Biographie

Die Sopranistin Lea-ann Dunbar studierte Gesang am St. Olaf College in Minnesota, USA und anschließend als Stipendiatin bei Professor Günter Binge an der Musikhochschule Lübeck. Schon während des Studiums konnte sie erste Bühnenerfahrungen als Cunegonde (Candide) und als Fiordiligi (Cosi fan tutte) sammeln. Ihre Ausbildung ergänzte sie mit Meisterkursen, unter anderem bei Mirella Freni.

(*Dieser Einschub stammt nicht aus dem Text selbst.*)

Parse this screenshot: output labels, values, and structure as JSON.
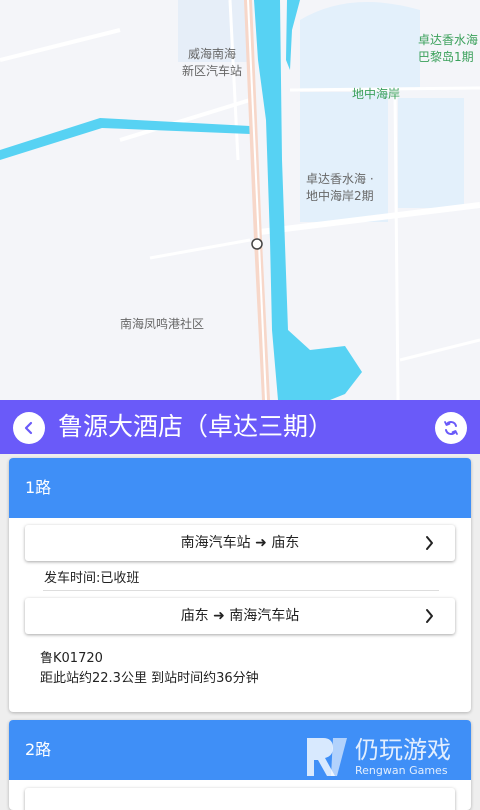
{
  "map": {
    "labels": {
      "station": "威海南海\n新区汽车站",
      "zhuoda_bali": "卓达香水海\n巴黎岛1期",
      "dizhonghaian": "地中海岸",
      "zhuoda_2": "卓达香水海 ·\n地中海岸2期",
      "nanhai_community": "南海凤鸣港社区"
    }
  },
  "header": {
    "title": "鲁源大酒店（卓达三期）",
    "back_icon": "chevron-left-icon",
    "refresh_icon": "refresh-icon"
  },
  "routes": [
    {
      "name": "1路",
      "directions": [
        {
          "label": "南海汽车站 ➜ 庙东",
          "status": "发车时间:已收班"
        },
        {
          "label": "庙东 ➜ 南海汽车站"
        }
      ],
      "bus_plate": "鲁K01720",
      "bus_info": "距此站约22.3公里 到站时间约36分钟"
    },
    {
      "name": "2路"
    }
  ],
  "watermark": {
    "name": "仍玩游戏",
    "sub": "Rengwan Games"
  },
  "colors": {
    "header": "#6a5af9",
    "card_header": "#3f8ff7",
    "water": "#57d2f3"
  }
}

Ihr Theater Debüt gab sie als Donna Anna (Don Giovanni) am Theater Hildesheim. Als Ensemblemitglied war sie dort auch als Amalia (I masnadieri), Female Chorus (Rape of Lucretia), Marzelline (Fidelio) und Suzel (L’amico Fritz) zu hören. Es folgte ein Engagement am Theater Krefeld-Mönchengladbach, wo sie als Tatjana (Eugen Onegin) debütierte. Mit ihrer stimmlichen Fähigkeit sowohl im Koloratur-Fach als auch große lyrische Rollen singen zu können, erarbeitete sie sich in fünf Spielzeiten dort ein breites Repertoire. Neben ihrem viel beachteten Debüt als Lucia di Lammermoor und ihrer Darstellung der Mimi (La Bohème), für die sie in der Zeitschrift Opernwelt als „Nachwuchskünstlerin des Jahres“ nominiert wurde, sang sie die Titelpartie in Maria Stuarda, Agathe (Freischütz), Asteria (Tamerlano), Fiordiligi (Cosi fan tutte) und Pamina (Die Zauberflöte). In der Uraufführung von Stefan Heucke’s „Das Frauenorchester von Auschwitz“ sang sie die Partie der Maria Mandel.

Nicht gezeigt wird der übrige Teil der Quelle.